Le onde però non bastavano a farmi andare giù quell’arrabbiatura, rubarmi la tavola era stato un gesto meschino e se avessi trovato il colpevole… Un giorno passando davanti ad un casolare la vidi, era lei! Ne ero sicuro, lo shape e le misure lo confermavano. Presi un bel respiro e controllai l’istinto. A quel punto dovevo assolutamente trovare il modo di incastrare quel maledetto che l’aveva presa.
Non volevo fare troppo casino e mettermi nei guai, io non sono uno che fa a botte e sicuramente ne avrei prese di più di quante sarei riuscito a darne. Decisi di andare dalla Guardia Civil, ormai li conoscevo, ma mi dissero che non avrebbero potuto fare niente se non avessi trovato delle prove davvero agghiaccianti. Nessun problema, la notte io e Yanich andammo al casolare per riuscire a fare una foto da vicino… non potete capire che delusione quando mi resi conto che non era lei. Mi sentii male ad aver accusato un innocente e decisi di lasciare perdere e godermi il resto.
Nuova tavola, nuova avventura.

La mia nuova avventura però iniziava ad essere troppo statica, avevamo ancora diverse limitazioni e, oltre all’orario ristretto di libertà, le onde stavano diventando piccole, ma io non potevo uscire dalla provincia per cercarne di migliori. Il mio umore stava cedendo alla solitudine, scrissi dei messaggi agli amici in Italia, chiesi consiglio, ma mi sentii molto lontano, non solo fisicamente. Stavamo iniziando a parlare dei linguaggi diversi, avrei dovuto prevederlo.
Una mattina decisi di spostarmi verso l’interno, prendermi dei giorni di pausa dal mare e riflettere su quello che volevo fare. Non ero abituato ad aspettare le cose accadessero da sole e, a dirla tutta, neanche a rispettare troppo le regole.

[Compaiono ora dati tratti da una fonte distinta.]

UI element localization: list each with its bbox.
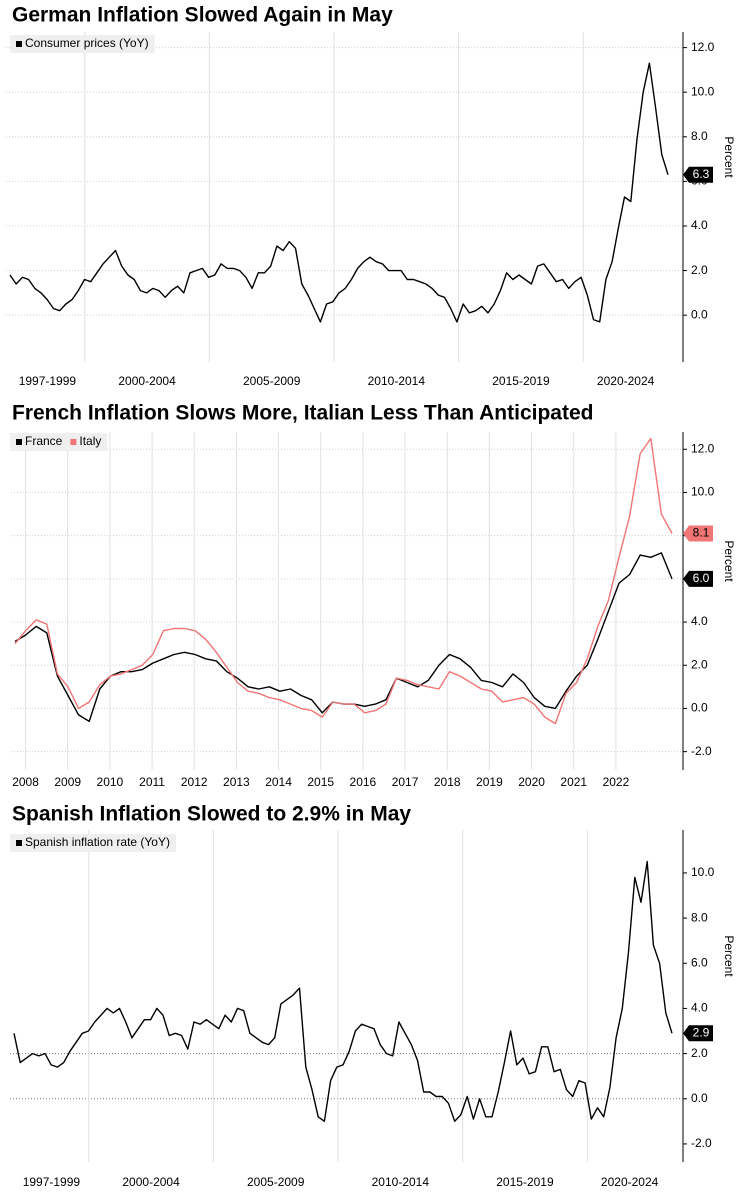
legend-box: [10, 433, 108, 451]
legend-label: Consumer prices (YoY): [25, 36, 149, 50]
legend: Consumer prices (YoY): [10, 35, 155, 53]
x-tick-label: 2009: [54, 775, 81, 789]
x-period-label: 1997-1999: [19, 374, 77, 388]
legend-label: Spanish inflation rate (YoY): [25, 835, 170, 849]
y-tick-label: 6.0: [691, 955, 708, 969]
x-tick-label: 2014: [265, 775, 292, 789]
legend-swatch: [16, 439, 22, 445]
x-period-label: 2020-2024: [601, 1175, 659, 1189]
x-period-label: 2010-2014: [372, 1175, 430, 1189]
legend-swatch: [16, 41, 22, 47]
end-label: 8.1: [693, 526, 710, 540]
y-tick-label: 10.0: [691, 865, 715, 879]
legend-label: Italy: [79, 434, 101, 448]
y-tick-label: -2.0: [691, 744, 712, 758]
legend-label: France: [25, 434, 63, 448]
x-tick-label: 2017: [392, 775, 419, 789]
legend: Spanish inflation rate (YoY): [10, 834, 176, 852]
y-axis-label: Percent: [722, 540, 736, 582]
x-period-label: 2005-2009: [247, 1175, 305, 1189]
chart-title: Spanish Inflation Slowed to 2.9% in May: [12, 803, 411, 826]
x-tick-label: 2010: [97, 775, 124, 789]
y-tick-label: 4.0: [691, 218, 708, 232]
y-tick-label: 0.0: [691, 701, 708, 715]
x-period-label: 2000-2004: [122, 1175, 180, 1189]
x-tick-label: 2019: [476, 775, 503, 789]
x-period-label: 2005-2009: [243, 374, 301, 388]
y-tick-label: 8.0: [691, 910, 708, 924]
y-tick-label: 12.0: [691, 40, 715, 54]
y-tick-label: 10.0: [691, 485, 715, 499]
end-tag: [683, 1025, 713, 1042]
x-tick-label: 2022: [603, 775, 630, 789]
legend-swatch: [70, 439, 77, 445]
y-tick-label: 4.0: [691, 614, 708, 628]
x-period-label: 1997-1999: [23, 1175, 81, 1189]
legend-box: [10, 35, 155, 53]
x-period-label: 2010-2014: [368, 374, 426, 388]
y-tick-label: 2.0: [691, 657, 708, 671]
x-tick-label: 2020: [518, 775, 545, 789]
y-tick-label: 4.0: [691, 1001, 708, 1015]
end-tag: [683, 570, 713, 587]
x-period-label: 2000-2004: [118, 374, 176, 388]
x-tick-label: 2015: [307, 775, 334, 789]
y-tick-label: 10.0: [691, 84, 715, 98]
end-label: 6.3: [693, 167, 710, 181]
y-tick-label: 0.0: [691, 1091, 708, 1105]
end-tag: [683, 525, 713, 542]
y-tick-label: 2.0: [691, 263, 708, 277]
x-period-label: 2015-2019: [496, 1175, 554, 1189]
y-tick-label: 12.0: [691, 441, 715, 455]
legend-swatch: [16, 840, 22, 846]
x-tick-label: 2008: [12, 775, 39, 789]
end-label: 2.9: [693, 1025, 710, 1039]
y-axis-label: Percent: [722, 136, 736, 178]
x-tick-label: 2021: [560, 775, 587, 789]
legend: France Italy: [10, 433, 108, 451]
data-line: [9, 62, 669, 323]
x-tick-label: 2011: [139, 775, 165, 789]
x-tick-label: 2016: [350, 775, 377, 789]
end-tag: [683, 166, 713, 183]
y-tick-label: -2.0: [691, 1136, 712, 1150]
y-tick-label: 0.0: [691, 307, 708, 321]
x-period-label: 2020-2024: [597, 374, 655, 388]
data-line: [13, 860, 673, 1122]
data-line: [14, 437, 673, 725]
x-tick-label: 2012: [181, 775, 208, 789]
chart-title: German Inflation Slowed Again in May: [12, 4, 393, 27]
legend-box: [10, 834, 176, 852]
chart-title: French Inflation Slows More, Italian Les…: [12, 402, 593, 425]
y-tick-label: 2.0: [691, 1046, 708, 1060]
end-label: 6.0: [693, 571, 710, 585]
x-period-label: 2015-2019: [492, 374, 550, 388]
x-tick-label: 2013: [223, 775, 250, 789]
y-axis-label: Percent: [722, 935, 736, 977]
x-tick-label: 2018: [434, 775, 461, 789]
y-tick-label: 8.0: [691, 129, 708, 143]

Sono arrivato al Parco Naturale Sierra de Grazalema, ho corso 5 km sui sentieri e in vallata con mucche, pecore, asini; era un luogo meraviglioso per fermarmi a pensare. Passare il confine? Restare in montagna, lontano dal mare? Finchè il mio cervello lavorava su queste idee la Guardia Civil si appostava fuori dal mio furgone. La mattina seguente me li ritrovai davanti, mi chiesero che cosa ci facessi e mi dissero che non potevo stare all’interno del parco. Anche questa volta raccontai brevemente la mia storia e alla fine mi dissero che in effetti non c’era posto migliore per vivere il resto della quarantena.

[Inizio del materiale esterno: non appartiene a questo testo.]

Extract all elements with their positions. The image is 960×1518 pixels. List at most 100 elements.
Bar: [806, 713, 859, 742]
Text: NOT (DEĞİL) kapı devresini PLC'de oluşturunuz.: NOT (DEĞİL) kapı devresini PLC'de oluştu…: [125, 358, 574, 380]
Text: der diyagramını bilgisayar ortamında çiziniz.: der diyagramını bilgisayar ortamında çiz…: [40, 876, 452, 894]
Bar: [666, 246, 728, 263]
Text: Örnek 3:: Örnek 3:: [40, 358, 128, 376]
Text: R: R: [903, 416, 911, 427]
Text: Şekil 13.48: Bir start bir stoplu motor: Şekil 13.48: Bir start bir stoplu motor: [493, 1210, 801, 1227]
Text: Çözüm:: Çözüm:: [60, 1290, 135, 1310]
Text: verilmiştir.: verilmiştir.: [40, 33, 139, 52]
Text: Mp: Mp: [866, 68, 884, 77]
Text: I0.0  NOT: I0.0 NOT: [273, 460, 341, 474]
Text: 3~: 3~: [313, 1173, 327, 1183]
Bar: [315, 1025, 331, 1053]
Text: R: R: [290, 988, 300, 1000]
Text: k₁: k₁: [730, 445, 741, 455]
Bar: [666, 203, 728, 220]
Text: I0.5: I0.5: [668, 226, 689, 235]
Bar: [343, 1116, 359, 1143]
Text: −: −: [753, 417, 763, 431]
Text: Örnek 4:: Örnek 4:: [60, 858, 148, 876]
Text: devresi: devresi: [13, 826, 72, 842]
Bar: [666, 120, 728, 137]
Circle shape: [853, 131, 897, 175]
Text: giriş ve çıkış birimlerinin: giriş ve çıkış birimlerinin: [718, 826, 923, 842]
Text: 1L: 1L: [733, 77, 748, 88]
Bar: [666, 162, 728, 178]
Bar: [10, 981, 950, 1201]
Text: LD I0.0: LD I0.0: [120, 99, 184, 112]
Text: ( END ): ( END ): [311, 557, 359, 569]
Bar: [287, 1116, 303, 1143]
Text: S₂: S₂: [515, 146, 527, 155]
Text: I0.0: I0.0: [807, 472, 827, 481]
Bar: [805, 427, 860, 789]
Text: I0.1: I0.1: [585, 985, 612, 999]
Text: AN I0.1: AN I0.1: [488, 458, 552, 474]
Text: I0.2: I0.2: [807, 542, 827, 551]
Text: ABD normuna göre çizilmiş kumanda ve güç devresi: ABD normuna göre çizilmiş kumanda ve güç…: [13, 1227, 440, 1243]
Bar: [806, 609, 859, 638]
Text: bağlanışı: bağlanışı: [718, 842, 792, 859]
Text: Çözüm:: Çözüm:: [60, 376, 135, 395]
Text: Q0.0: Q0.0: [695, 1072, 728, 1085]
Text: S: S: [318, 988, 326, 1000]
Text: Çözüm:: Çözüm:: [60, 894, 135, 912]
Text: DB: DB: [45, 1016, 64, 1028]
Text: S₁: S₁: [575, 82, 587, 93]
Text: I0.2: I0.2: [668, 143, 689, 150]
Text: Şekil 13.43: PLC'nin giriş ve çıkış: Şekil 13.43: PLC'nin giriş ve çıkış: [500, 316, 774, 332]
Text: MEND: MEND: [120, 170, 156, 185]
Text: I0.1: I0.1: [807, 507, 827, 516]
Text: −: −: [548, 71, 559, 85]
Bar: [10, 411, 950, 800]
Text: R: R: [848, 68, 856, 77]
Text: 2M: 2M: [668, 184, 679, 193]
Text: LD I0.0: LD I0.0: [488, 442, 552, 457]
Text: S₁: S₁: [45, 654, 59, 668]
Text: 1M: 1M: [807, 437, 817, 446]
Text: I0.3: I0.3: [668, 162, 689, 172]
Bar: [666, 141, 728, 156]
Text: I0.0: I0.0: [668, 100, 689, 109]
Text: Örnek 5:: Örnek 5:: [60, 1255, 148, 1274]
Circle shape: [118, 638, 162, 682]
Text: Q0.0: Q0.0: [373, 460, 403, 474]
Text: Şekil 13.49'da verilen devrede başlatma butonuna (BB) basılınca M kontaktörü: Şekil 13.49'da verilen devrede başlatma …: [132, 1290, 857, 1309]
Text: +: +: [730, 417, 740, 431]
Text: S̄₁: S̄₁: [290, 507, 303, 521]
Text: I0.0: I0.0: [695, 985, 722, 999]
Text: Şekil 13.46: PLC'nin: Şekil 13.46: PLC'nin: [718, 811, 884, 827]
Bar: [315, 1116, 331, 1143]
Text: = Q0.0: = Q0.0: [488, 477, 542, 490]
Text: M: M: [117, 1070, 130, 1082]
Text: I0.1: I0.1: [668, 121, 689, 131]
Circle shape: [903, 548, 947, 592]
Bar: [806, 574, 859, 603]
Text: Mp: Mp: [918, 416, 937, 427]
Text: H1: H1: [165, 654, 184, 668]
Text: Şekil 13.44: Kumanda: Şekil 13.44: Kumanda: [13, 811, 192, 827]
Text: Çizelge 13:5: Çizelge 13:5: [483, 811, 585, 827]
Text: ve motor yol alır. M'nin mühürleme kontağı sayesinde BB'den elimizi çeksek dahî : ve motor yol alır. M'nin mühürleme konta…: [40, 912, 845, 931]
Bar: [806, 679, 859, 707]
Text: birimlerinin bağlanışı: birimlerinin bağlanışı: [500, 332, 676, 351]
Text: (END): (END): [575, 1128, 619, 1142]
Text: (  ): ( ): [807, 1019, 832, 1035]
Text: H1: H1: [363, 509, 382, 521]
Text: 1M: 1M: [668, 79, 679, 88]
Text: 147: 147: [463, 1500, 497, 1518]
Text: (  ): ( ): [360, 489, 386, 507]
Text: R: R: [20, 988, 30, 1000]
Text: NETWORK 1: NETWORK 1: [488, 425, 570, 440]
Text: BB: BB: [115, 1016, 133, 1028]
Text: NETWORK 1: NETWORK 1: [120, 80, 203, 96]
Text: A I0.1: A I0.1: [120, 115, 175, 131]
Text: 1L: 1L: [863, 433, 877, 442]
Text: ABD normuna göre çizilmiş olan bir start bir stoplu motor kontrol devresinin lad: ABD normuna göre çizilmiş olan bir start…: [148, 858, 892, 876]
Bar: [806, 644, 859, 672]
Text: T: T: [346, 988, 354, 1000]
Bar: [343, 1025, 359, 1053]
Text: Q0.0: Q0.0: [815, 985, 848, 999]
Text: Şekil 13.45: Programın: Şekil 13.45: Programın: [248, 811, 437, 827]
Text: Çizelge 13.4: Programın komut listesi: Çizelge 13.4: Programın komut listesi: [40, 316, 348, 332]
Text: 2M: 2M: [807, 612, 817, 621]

Quel silenzio rotto solamente dalla natura mi diede la risposta che volevo, scesi a Conil, salutai Yanich, Luca, la famiglia che mi aveva ospitato nel vialetto e impacchettai tutto per un lungo viaggio. Per scaramanzia non diedi indicazioni, ero consapevole che stavo facendo una follia… e se avessero preso la mia targa? Mi avrebbero multato se fossi uscito dalla provincia? E se mi fermavano? Basta, mi dissi! La storia non si costruisce sui SE, io vado!
Le prime 4-5 ore le ho fatte su stradine di montagna, speravo di non incontrare la polizia, poi però non avevo alternative, gli ultimi 150 Km dovevo farli in autostrada. Non c’era nessuno, nessuna macchina né in una direzione né nell’altra; la cosa mi intimoriva e mi chiedevo se ci fosse un muro alla fine di quei pochi Km.
In effetti un muro immaginario c’era: la frontiera. Bem vindo a Portugal!